How big is the opportunity for your cybersecurity offering in concrete terms? Use our interactive calculator to estimate your addressable market potential based on NIS2 sectors and your outreach volume:

The Trap: Compliance FUD Without Substance

A word of caution: many cybersecurity providers will spend the coming months leaning on "NIS2 panic messaging" along the lines of: "You will be personally liable! Book now!"

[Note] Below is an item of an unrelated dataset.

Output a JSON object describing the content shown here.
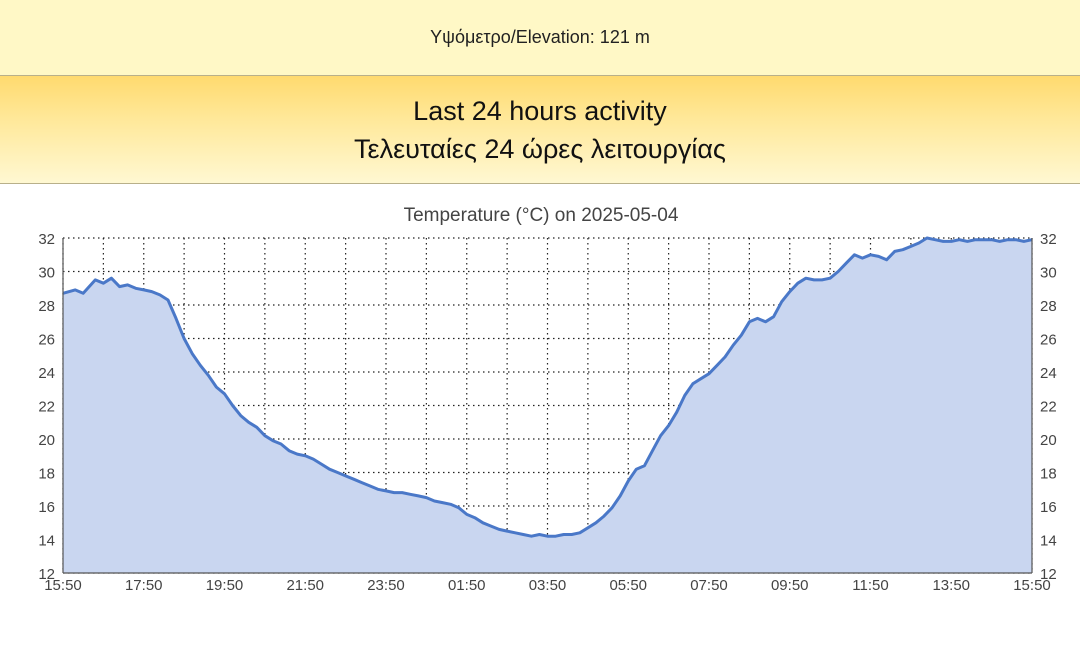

That might work in the short term, but it burns trust. CISOs and IT leaders are not novices. They recognize fear-uncertainty-doubt tactics immediately. Those who instead position themselves as rational, knowledgeable experts - with sector-specific insight, concrete compliance roadmaps, and credible implementation approaches - generate far more sustainable meetings.

This aligns with what we generally see in B2B outbound: automation without losing the human touch is crucial, especially in a highly sensitive compliance environment. No CISO wants to receive a generic spam message about "cyber compliance" - but a well-founded, personalized message with clear sector relevance? That gets read.

Conclusion: NIS2 Is Not a Threat - It Is a Sales Argument

For cybersecurity companies in the DACH region, NIS2 is very likely the single biggest sales opportunity since the introduction of the GDPR in 2018. The combination of:

  • Massively expanded scope (30,000+ companies)
  • Personal liability for managing directors (budgets released from the top)
  • No transition periods (immediate pressure to act)
  • Low compliance rates (over 60% not yet registered)

...creates a window that will not stay open forever. Those who now launch data-driven, sector-specific outbound initiatives will gain a clear head start.